Alex Gibney's Zero Days opens with a silhouette and a dubbed voice speaking about a war unraveling between "democracies who play by the rules" and those "who think democracy is a joke." It has the montage of flag-burnings, the sound bites, anti–US sentiments echoed by Ahmadinejad, and Hillary Clinton herself denying any American involvement in Iran. Just five minutes in, the film had laid the foundational faultless victim complex, and I braced myself for a long two hours of American exceptionalism and plaudits for Western imperial involvement.

If I hadn't known more about the documentarian's past focuses, I might not have continued watching.  Throughout his career, Gibney has been hyperprolific in making films about great takedowns– of ENRON, Armstrong, and many more. I knew (and hoped) Gibney would treat Zero Days in the same way. But this time around, his target wasn't a corporation or corrupted individual, but an entire nation-state.

By examining a particular instrument of cyberwarfare, Zero Days attempts to comment on everything from the NSA and the CIA to global nuclear warfare. Much of the movie hinges on the dramatic revelation that the United States government, Israeli government and related bureaucratic security agencies were complicit in peacetime attacks against Iran. In a post–Snowden, post–Wikileaks age, that disclosure isn't all that surprising. 

Gibney's declaration of American guilt shouldn't come as a spoiler, especially following media coverage of Iranian retaliations against American banks in 2012 that were framed as a initiatory offense. The film focuses much on the complex virus "Stuxnet," called "Olympic Games" by American insiders, that both the Obama and Bush administrations used to interrupt Iranian nuclear enrichment. Featuring interviews with code analysts and American security officials, the first half wanders much through the finer points of the coding (the documentary literally wander through three–dimensional copies of the codes in a corny Matrix–like effect), while the rest of the movie is left to mop up this information dump and consider its implications for nuclear proliferation, American foreign policy, homeland surveillance and more.

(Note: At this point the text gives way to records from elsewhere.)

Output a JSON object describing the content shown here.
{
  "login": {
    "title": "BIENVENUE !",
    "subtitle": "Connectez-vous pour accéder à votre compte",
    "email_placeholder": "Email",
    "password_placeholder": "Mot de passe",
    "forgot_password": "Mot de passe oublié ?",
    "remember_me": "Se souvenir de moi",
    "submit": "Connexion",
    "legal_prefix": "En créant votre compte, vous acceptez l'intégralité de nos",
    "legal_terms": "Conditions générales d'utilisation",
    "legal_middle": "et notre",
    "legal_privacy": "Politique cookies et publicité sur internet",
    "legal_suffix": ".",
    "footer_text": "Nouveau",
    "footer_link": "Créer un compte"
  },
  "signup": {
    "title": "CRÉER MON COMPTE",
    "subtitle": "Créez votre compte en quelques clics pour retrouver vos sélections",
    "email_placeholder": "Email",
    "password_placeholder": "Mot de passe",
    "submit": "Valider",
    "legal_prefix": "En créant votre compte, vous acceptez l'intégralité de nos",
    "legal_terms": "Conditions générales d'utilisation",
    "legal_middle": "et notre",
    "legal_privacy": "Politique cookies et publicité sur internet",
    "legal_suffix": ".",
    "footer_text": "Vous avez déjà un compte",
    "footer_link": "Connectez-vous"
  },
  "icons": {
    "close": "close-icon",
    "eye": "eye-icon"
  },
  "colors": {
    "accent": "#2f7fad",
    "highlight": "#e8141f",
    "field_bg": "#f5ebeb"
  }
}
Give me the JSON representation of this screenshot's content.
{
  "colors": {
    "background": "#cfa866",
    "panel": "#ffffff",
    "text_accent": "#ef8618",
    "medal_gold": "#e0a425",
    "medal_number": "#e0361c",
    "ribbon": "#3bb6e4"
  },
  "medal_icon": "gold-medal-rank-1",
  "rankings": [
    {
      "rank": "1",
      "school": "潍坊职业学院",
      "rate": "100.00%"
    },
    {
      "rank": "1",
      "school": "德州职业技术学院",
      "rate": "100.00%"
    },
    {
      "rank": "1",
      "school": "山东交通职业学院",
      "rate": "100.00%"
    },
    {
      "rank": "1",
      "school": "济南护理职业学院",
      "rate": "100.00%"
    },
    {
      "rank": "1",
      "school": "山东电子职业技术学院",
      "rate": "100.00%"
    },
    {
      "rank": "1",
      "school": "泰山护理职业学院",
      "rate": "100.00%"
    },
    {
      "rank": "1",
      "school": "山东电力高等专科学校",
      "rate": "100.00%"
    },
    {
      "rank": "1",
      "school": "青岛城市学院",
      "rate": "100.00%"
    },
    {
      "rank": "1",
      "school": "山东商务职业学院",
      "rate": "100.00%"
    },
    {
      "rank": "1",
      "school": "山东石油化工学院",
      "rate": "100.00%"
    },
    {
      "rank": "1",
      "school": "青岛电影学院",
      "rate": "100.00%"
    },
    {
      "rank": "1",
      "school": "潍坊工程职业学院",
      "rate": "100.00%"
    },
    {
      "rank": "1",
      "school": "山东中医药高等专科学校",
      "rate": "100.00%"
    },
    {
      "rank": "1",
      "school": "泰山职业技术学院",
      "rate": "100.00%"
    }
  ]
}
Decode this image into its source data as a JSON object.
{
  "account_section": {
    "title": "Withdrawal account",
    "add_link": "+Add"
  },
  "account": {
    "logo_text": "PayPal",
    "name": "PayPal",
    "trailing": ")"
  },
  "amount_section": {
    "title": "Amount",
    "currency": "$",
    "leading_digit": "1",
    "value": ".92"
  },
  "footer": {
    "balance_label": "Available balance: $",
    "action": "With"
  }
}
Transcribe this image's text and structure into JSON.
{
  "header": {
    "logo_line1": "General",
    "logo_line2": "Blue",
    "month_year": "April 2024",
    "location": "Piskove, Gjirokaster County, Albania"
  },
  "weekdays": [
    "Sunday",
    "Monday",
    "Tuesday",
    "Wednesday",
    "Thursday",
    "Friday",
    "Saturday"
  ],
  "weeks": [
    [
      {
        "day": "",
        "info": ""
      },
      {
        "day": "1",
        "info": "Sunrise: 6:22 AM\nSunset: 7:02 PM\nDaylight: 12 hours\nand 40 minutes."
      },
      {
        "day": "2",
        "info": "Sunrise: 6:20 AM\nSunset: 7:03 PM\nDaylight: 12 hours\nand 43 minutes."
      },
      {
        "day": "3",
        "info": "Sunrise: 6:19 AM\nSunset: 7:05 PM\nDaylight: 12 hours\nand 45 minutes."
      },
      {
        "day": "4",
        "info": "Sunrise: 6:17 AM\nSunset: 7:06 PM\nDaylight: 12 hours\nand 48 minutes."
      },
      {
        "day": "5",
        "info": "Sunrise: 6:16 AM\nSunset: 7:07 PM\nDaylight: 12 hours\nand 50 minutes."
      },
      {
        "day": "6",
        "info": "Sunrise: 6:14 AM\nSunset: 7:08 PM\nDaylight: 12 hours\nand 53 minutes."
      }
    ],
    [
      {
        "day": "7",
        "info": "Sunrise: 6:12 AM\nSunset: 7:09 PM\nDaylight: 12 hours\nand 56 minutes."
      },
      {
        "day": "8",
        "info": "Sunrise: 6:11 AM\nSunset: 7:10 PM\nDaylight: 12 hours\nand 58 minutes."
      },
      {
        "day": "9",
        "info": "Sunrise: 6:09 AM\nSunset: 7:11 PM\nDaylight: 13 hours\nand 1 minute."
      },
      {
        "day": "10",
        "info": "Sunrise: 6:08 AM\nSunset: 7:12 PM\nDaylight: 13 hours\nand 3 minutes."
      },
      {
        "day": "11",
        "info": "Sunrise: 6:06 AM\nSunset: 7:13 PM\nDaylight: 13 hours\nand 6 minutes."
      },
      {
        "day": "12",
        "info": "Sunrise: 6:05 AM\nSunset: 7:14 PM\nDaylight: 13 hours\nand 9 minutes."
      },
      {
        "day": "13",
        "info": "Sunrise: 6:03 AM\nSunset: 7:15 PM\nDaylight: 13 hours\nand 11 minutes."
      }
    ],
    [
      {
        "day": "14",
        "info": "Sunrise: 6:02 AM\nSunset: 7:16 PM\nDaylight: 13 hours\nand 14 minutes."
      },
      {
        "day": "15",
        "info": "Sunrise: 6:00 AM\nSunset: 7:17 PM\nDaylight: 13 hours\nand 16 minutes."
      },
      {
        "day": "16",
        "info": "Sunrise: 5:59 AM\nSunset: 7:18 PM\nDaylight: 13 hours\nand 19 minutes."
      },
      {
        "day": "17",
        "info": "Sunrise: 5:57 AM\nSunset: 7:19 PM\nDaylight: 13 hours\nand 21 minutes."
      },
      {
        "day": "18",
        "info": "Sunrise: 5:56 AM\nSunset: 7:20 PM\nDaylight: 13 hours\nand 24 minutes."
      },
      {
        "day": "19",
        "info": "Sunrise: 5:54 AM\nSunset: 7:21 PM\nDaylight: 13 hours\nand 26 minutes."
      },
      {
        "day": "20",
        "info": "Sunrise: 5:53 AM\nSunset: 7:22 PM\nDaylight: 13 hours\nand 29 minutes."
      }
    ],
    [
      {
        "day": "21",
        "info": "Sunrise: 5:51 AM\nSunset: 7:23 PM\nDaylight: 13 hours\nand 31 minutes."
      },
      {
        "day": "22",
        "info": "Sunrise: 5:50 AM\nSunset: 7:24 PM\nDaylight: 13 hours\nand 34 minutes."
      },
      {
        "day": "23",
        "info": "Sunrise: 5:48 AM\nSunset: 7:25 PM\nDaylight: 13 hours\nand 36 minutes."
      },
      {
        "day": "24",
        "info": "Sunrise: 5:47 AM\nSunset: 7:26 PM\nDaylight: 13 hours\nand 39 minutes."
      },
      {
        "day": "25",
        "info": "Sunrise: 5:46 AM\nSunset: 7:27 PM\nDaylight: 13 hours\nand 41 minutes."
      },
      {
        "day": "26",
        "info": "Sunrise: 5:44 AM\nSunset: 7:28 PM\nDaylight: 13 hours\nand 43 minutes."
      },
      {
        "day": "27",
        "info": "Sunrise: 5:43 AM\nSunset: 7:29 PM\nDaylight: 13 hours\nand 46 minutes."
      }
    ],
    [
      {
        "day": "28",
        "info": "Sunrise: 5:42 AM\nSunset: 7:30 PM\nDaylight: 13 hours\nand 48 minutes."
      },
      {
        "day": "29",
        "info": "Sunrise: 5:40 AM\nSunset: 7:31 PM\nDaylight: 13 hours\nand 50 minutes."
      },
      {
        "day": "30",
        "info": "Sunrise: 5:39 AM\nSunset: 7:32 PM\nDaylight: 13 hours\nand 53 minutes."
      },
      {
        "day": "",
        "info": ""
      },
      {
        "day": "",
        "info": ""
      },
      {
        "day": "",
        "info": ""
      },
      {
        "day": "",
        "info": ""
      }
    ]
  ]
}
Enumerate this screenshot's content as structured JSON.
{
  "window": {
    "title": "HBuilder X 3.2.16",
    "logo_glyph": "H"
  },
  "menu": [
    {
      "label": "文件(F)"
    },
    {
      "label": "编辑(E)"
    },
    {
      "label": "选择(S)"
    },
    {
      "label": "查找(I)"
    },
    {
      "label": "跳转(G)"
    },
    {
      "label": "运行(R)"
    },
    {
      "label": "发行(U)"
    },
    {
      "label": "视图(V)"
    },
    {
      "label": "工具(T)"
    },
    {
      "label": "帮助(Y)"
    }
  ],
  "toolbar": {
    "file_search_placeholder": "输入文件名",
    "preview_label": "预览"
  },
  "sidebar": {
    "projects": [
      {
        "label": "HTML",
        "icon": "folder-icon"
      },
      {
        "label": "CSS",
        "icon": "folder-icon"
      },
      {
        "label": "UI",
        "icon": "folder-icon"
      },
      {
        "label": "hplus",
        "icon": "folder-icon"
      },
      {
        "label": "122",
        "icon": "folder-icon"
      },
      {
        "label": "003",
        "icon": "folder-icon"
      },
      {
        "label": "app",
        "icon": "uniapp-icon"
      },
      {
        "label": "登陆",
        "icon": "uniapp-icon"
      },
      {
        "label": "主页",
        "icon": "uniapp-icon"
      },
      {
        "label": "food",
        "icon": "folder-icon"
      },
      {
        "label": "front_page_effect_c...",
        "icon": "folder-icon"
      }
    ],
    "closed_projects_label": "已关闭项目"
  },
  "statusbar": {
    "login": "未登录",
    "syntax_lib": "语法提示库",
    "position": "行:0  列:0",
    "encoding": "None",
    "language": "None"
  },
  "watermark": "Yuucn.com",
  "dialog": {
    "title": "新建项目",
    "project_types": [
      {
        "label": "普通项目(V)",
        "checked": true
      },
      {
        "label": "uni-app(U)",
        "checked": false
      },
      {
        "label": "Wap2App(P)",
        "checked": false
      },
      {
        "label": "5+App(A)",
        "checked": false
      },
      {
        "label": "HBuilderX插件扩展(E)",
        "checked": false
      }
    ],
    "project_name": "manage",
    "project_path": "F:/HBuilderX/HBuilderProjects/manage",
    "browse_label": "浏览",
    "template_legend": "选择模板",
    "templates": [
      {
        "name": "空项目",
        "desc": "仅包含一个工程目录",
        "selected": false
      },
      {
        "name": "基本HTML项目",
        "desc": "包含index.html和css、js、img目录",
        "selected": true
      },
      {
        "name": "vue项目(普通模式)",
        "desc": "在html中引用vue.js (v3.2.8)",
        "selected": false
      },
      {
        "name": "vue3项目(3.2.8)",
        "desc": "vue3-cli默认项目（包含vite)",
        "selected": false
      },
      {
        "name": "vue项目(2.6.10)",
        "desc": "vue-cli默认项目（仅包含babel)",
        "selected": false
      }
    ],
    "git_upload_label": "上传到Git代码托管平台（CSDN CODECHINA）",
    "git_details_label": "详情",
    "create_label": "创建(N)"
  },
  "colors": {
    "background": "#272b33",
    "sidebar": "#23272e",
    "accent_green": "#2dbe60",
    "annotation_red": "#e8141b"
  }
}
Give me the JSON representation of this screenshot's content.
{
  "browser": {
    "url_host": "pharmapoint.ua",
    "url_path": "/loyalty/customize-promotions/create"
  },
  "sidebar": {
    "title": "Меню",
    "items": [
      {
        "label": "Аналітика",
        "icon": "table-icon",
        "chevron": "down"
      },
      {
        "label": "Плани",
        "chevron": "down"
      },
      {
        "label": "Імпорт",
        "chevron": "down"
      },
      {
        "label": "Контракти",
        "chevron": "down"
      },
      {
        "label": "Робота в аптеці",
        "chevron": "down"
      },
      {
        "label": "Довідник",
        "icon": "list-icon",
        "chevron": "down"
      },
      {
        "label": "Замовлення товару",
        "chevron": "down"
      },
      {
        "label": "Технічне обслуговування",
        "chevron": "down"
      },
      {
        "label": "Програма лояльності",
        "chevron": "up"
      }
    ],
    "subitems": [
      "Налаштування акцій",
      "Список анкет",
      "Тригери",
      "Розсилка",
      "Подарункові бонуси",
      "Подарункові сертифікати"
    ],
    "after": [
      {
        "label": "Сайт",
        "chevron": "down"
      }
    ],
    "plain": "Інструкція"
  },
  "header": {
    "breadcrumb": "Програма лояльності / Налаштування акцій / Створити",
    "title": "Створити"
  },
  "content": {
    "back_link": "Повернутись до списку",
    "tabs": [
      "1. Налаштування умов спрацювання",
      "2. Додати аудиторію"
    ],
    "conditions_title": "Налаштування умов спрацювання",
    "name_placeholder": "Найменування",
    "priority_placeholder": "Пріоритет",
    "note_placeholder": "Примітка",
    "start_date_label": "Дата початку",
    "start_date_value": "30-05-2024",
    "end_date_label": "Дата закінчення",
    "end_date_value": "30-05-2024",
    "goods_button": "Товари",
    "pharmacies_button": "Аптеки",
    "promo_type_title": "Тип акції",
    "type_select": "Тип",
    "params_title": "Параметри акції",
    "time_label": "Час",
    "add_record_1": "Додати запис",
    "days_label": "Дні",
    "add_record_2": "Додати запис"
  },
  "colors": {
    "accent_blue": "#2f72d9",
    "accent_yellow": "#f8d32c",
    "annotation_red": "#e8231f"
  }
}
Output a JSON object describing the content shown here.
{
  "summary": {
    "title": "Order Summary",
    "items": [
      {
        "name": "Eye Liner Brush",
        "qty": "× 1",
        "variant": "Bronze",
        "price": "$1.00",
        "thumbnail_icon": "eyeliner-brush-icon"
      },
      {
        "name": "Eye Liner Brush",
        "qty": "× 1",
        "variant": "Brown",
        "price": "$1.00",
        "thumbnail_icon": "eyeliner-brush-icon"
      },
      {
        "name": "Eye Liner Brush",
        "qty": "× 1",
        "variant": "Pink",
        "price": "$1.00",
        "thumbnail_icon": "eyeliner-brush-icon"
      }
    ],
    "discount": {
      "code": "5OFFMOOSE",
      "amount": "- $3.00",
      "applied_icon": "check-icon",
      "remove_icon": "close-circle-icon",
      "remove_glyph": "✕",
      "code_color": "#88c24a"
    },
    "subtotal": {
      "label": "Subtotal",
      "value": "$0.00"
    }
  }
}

The film's central question of whether or not the United States was at fault is not the most interesting query of Zero Days. The most interesting questions are those that weren't poised, those considering violations of peacetime and state sovereignty, the implications of a lack of cyberwarfare laws, and the way Westerners have framed the issue at hand. Zero Days functions best as a whisteblowing warning for the United States, Iran and Israel, with truly interesting material that could have been more subtle in its execution.

It's educational for sure, but in the end much is left up to audience deduction. As you will learn if you get through two hours of armchair interviews and glitchy digital effects, this is only the tip of the iceberg. And it's frightening for all parties, for sure.